8. You’ve been surprised by friends or friends’ parents going out of their way to make sure safe food is available during your visit.

If most 20-somethings with dietary restrictions are like me, they don’t expect people to go out of their way to provide safe food options. But when people do, it’s a wonderful — and memorable — surprise!

9. You’ve left parties or events early because everyone else is eating and you’re starving with no safe options available.

10. You’ve lost count of how many times peers have said, “I would die if I couldn’t eat *insert your off-limits-food here*.”

Note to people who can eat anything you want: we know you don’t mean to offend us, but suggesting that our diet is so limited, we should just give up on life is not helpful.

11. Your closest friends end up knowing almost as much about your dietary restrictions or medical condition as you do.

And they advocate for your needs along with you!

12. You may not spend as much money on eating out as other people your age…

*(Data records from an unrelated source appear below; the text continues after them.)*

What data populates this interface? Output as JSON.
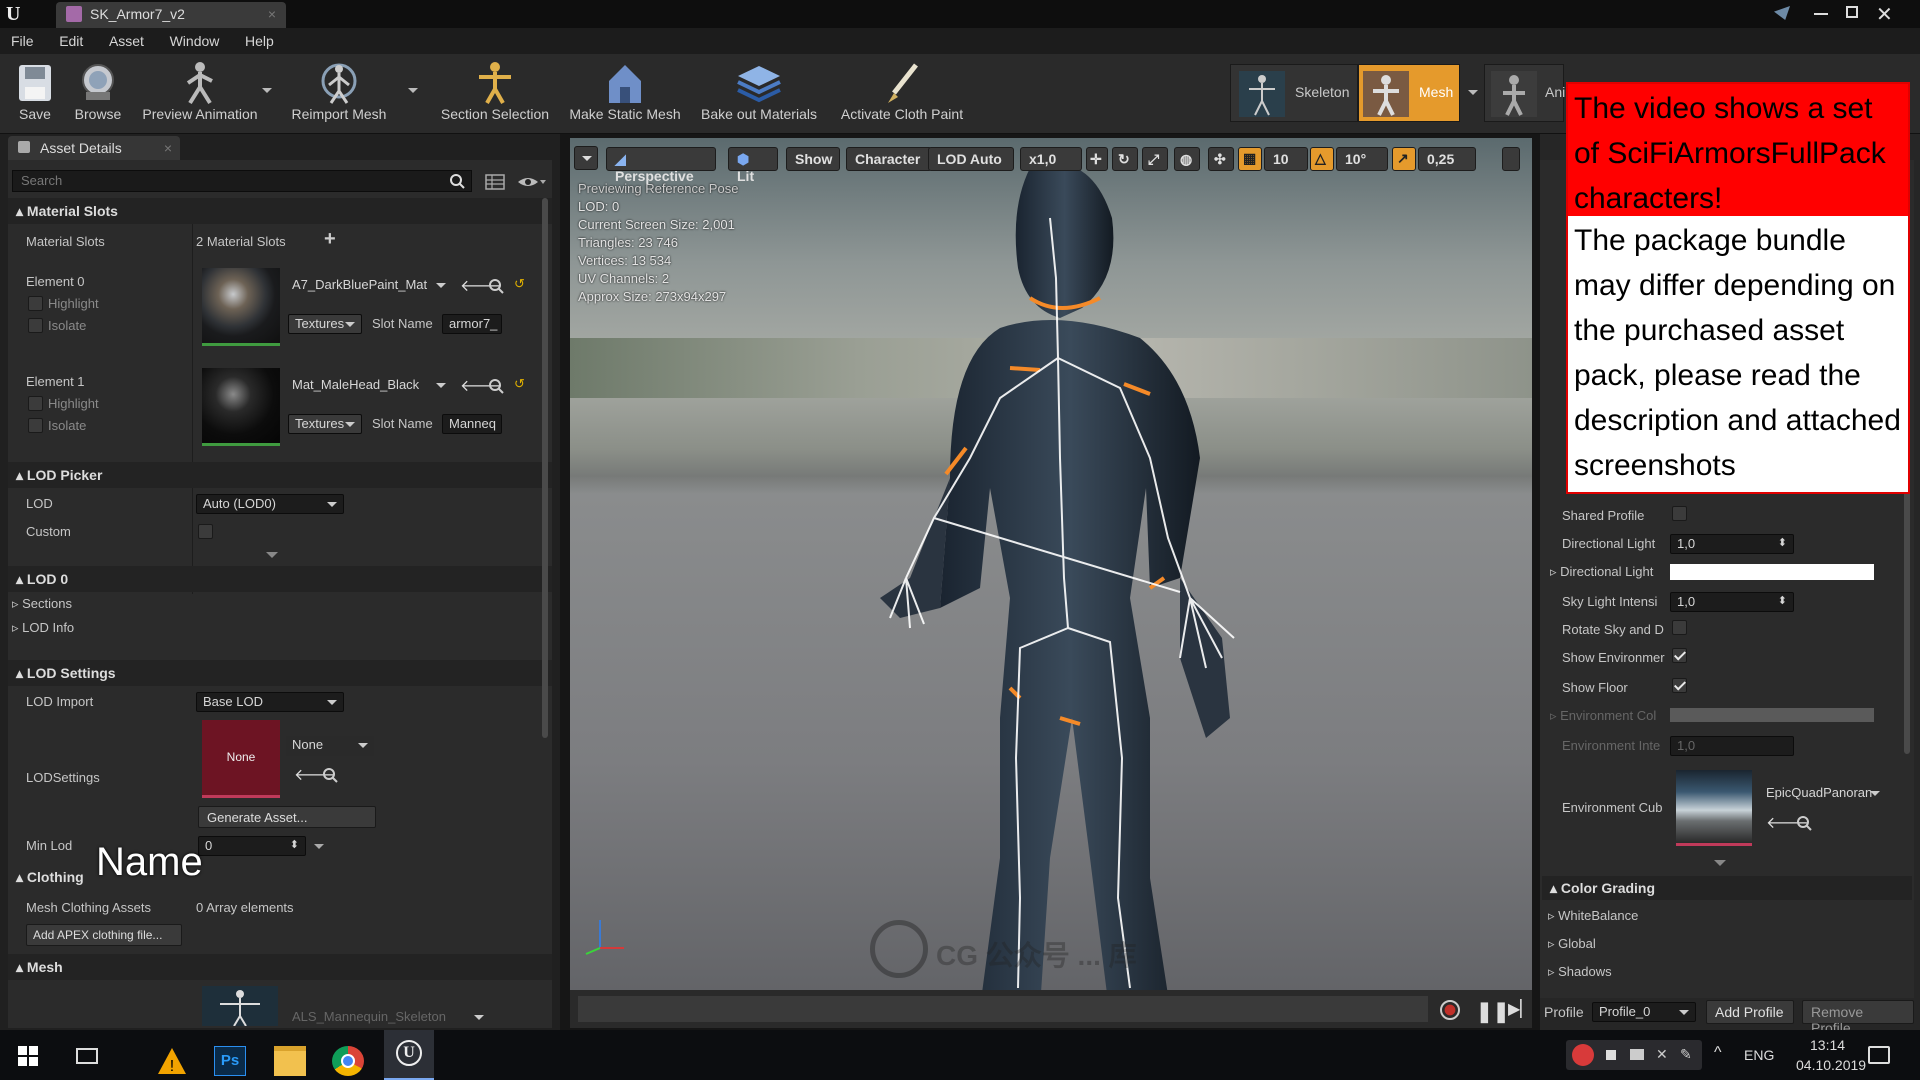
{
  "window": {
    "tab_title": "SK_Armor7_v2"
  },
  "menu": [
    "File",
    "Edit",
    "Asset",
    "Window",
    "Help"
  ],
  "toolbar": {
    "save": "Save",
    "browse": "Browse",
    "preview_animation": "Preview Animation",
    "reimport_mesh": "Reimport Mesh",
    "section_selection": "Section Selection",
    "make_static_mesh": "Make Static Mesh",
    "bake_out_materials": "Bake out Materials",
    "activate_cloth_paint": "Activate Cloth Paint"
  },
  "modes": {
    "skeleton": "Skeleton",
    "mesh": "Mesh",
    "animation": "Ani"
  },
  "details": {
    "tab": "Asset Details",
    "search_placeholder": "Search",
    "material_slots": {
      "header": "Material Slots",
      "label": "Material Slots",
      "count": "2 Material Slots",
      "elements": [
        {
          "name": "Element 0",
          "highlight": "Highlight",
          "isolate": "Isolate",
          "material": "A7_DarkBluePaint_Mat",
          "textures": "Textures",
          "slot_label": "Slot Name",
          "slot_name": "armor7_"
        },
        {
          "name": "Element 1",
          "highlight": "Highlight",
          "isolate": "Isolate",
          "material": "Mat_MaleHead_Black",
          "textures": "Textures",
          "slot_label": "Slot Name",
          "slot_name": "Manneq"
        }
      ]
    },
    "lod_picker": {
      "header": "LOD Picker",
      "lod_label": "LOD",
      "lod_value": "Auto (LOD0)",
      "custom_label": "Custom"
    },
    "lod0": {
      "header": "LOD 0",
      "sections": "Sections",
      "lod_info": "LOD Info"
    },
    "lod_settings": {
      "header": "LOD Settings",
      "lod_import_label": "LOD Import",
      "lod_import_value": "Base LOD",
      "lodsettings_label": "LODSettings",
      "thumb_text": "None",
      "asset_value": "None",
      "generate": "Generate Asset...",
      "min_lod_label": "Min Lod",
      "min_lod_value": "0"
    },
    "clothing": {
      "header": "Clothing",
      "assets_label": "Mesh Clothing Assets",
      "assets_value": "0 Array elements",
      "add_button": "Add APEX clothing file..."
    },
    "mesh": {
      "header": "Mesh",
      "skeleton_value": "ALS_Mannequin_Skeleton"
    },
    "overlay_name": "Name"
  },
  "viewport": {
    "perspective": "Perspective",
    "lit": "Lit",
    "show": "Show",
    "character": "Character",
    "lod_auto": "LOD Auto",
    "speed": "x1,0",
    "grid": "10",
    "angle": "10°",
    "scale": "0,25",
    "stats": [
      "Previewing Reference Pose",
      "LOD: 0",
      "Current Screen Size: 2,001",
      "Triangles: 23 746",
      "Vertices: 13 534",
      "UV Channels: 2",
      "Approx Size: 273x94x297"
    ],
    "watermark": "CG 公众号 ... 库"
  },
  "scene_settings": {
    "rows": [
      {
        "label": "Shared Profile"
      },
      {
        "label": "Directional Light",
        "value": "1,0"
      },
      {
        "label": "Directional Light"
      },
      {
        "label": "Sky Light Intensi",
        "value": "1,0"
      },
      {
        "label": "Rotate Sky and D"
      },
      {
        "label": "Show Environmer"
      },
      {
        "label": "Show Floor"
      },
      {
        "label": "Environment Col"
      },
      {
        "label": "Environment Inte",
        "value": "1,0"
      },
      {
        "label": "Environment Cub",
        "asset": "EpicQuadPanoran"
      }
    ],
    "color_grading": {
      "header": "Color Grading",
      "items": [
        "WhiteBalance",
        "Global",
        "Shadows"
      ]
    },
    "profile_label": "Profile",
    "profile_value": "Profile_0",
    "add_profile": "Add Profile",
    "remove_profile": "Remove Profile"
  },
  "banner": {
    "red_text": "The video shows a set of SciFiArmorsFullPack characters!",
    "white_text": "The package bundle may differ depending on the purchased asset pack, please read the description and attached screenshots"
  },
  "taskbar": {
    "lang": "ENG",
    "time": "13:14",
    "date": "04.10.2019",
    "ps": "Ps"
  }
}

13. …but your grocery bills could be higher!

Allergy-friendly alternatives can add up quickly — but check out this blog post to learn how to save money on groceries!

14. Going out to eat with your boss or coworkers often feels stressful.

Especially if they don’t know about your dietary restrictions beforehand…

15. You’ve met doctors who know much less about your dietary needs than you do.

16. You’ve shocked friends and classmates with allergy-friendly alternatives that taste like the real deal.

Repeat after me: allergy-friendly food can be delicious!

17. If you didn’t have dietary restrictions as a child, you still daydream about old favorite foods.

As weird as it sounds, I greatly miss Branflakes cereal.

18. Eating at your college cafeteria or studying abroad required a lot more planning and effort to keep you safe.

If you’re still in college and struggling to eat safely, I recommend checking out this post to learn more about your legal options.

19. You’re an expert when it comes to reading nutrition labels.

20. You sometimes feel alone and wish you could be a more “normal” 20-something.

Especially when you feel left out from a social event that revolves around food, or after you’ve accidentally eaten an off-limits ingredient.

21. When you talk to older generations of people with dietary restrictions, you’re grateful for how many more options and knowledge is available today!

And if you’ve recently been diagnosed with celiac disease or need to change your diet as a 20-something, know that it does get easier with time.

My Final Reminder to 20-Somethings Living With Celiac Disease or Dietary Restrictions

No matter how old you are, it’s easy to compare yourself to other people you age and feel like your life is limited because of your limited diet. But I know from personal experience that you can still live life to the fullest while avoiding gluten, dairy or other allergens.

And I hope this post reminds you that dietary restrictions don’t only affect your life in negative ways. They can also make you a better cook, a more confident advocate, a nutrition-label-reading ninja and much more!